L’espoir actuel de Washington semble résider dans le général Omar Souleiman, loyal à Mubarak et récemment nommé vice-président d’Égypte. Souleiman, qui a pendant longtemps dirigé les services secrets, est méprisé par le peuple rebelle presque autant que le dictateur lui-même.

Un thème commun parmi les "experts" est que la crainte de l’Islam radical requiert de miser (à regret) sur des forces non-démocratie au nom du pragmatisme. Même si elle n’est pas absurde, cette formulation induit en erreur. La menace véritable, pour les puissances occidentales, a toujours été l’indépendance. Dans le monde arabe, les États-Unis et leurs alliés ont régulièrement appuyé les islamistes radicaux, parfois pour prévenir la menace d’un nationalisme séculier.
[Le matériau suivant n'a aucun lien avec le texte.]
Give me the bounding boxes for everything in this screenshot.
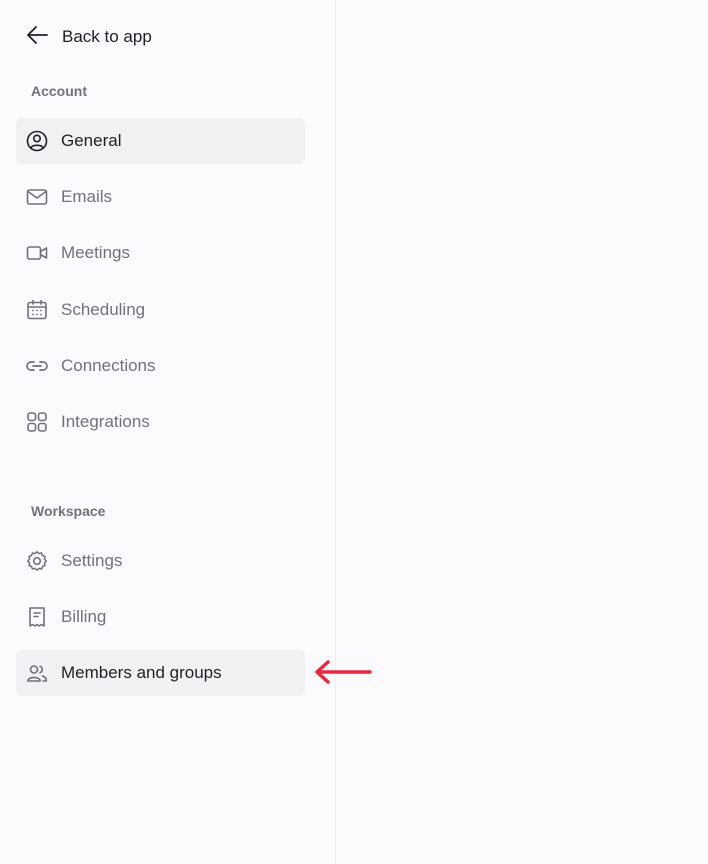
sidebar-item-label: Settings xyxy=(61,551,123,570)
sidebar-item-label: Meetings xyxy=(61,243,130,262)
annotation-arrow-icon xyxy=(315,660,372,684)
sidebar-item-general[interactable]: General xyxy=(16,118,305,164)
settings-sidebar: Back to app Account General Emails Meeti… xyxy=(0,0,336,864)
section-title-workspace: Workspace xyxy=(31,503,106,519)
sidebar-item-connections[interactable]: Connections xyxy=(16,343,305,389)
sidebar-item-settings[interactable]: Settings xyxy=(16,538,305,584)
section-title-account: Account xyxy=(31,83,87,99)
users-icon xyxy=(26,662,48,684)
sidebar-item-label: Members and groups xyxy=(61,663,222,682)
sidebar-item-label: Integrations xyxy=(61,412,150,431)
back-to-app-label: Back to app xyxy=(62,27,152,46)
sidebar-item-members-and-groups[interactable]: Members and groups xyxy=(16,650,305,696)
calendar-icon xyxy=(26,299,48,321)
grid-icon xyxy=(26,411,48,433)
receipt-icon xyxy=(26,606,48,628)
gear-icon xyxy=(26,550,48,572)
video-camera-icon xyxy=(26,242,48,264)
sidebar-item-emails[interactable]: Emails xyxy=(16,174,305,220)
mail-icon xyxy=(26,186,48,208)
sidebar-item-label: Billing xyxy=(61,607,107,626)
sidebar-item-integrations[interactable]: Integrations xyxy=(16,399,305,445)
sidebar-item-label: Scheduling xyxy=(61,300,146,319)
sidebar-item-label: Emails xyxy=(61,187,113,206)
user-circle-icon xyxy=(26,130,48,152)
sidebar-item-label: Connections xyxy=(61,356,156,375)
back-to-app-button[interactable]: Back to app xyxy=(16,20,162,54)
sidebar-item-meetings[interactable]: Meetings xyxy=(16,230,305,276)
sidebar-item-scheduling[interactable]: Scheduling xyxy=(16,287,305,333)
sidebar-item-label: General xyxy=(61,131,122,150)
arrow-left-icon xyxy=(26,25,50,50)
link-icon xyxy=(26,355,48,377)
sidebar-item-billing[interactable]: Billing xyxy=(16,594,305,640)
main-content xyxy=(336,0,708,864)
Un exemple connu est l’Arabie Saudite, centre idéologique de l’Islam radical (et du terrorisme islamique). Un autre nom dans la longue liste est Zia ul-Haq, favori de l’ex-président Ronald Reagan et le plus brutal dictateur pakistanais, qui a mené un programme d’islamisation radicale (avec financement saoudien).

L’argument traditionnel qui est brandi dans et au-dehors du monde arabe est qu’il ne se passe rien, que tout est sous contrôle, comme l’explique Marwan Muasher, ex-fonctionnaire jordanien et actuel directeur de recherches sur le Moyen Orient de la Fondation Carnegie. Dans cette ligne de pensée, les forces en place argumentent que les opposants et les étrangers qui demandent des réformes exagèrent les conditions du terrain.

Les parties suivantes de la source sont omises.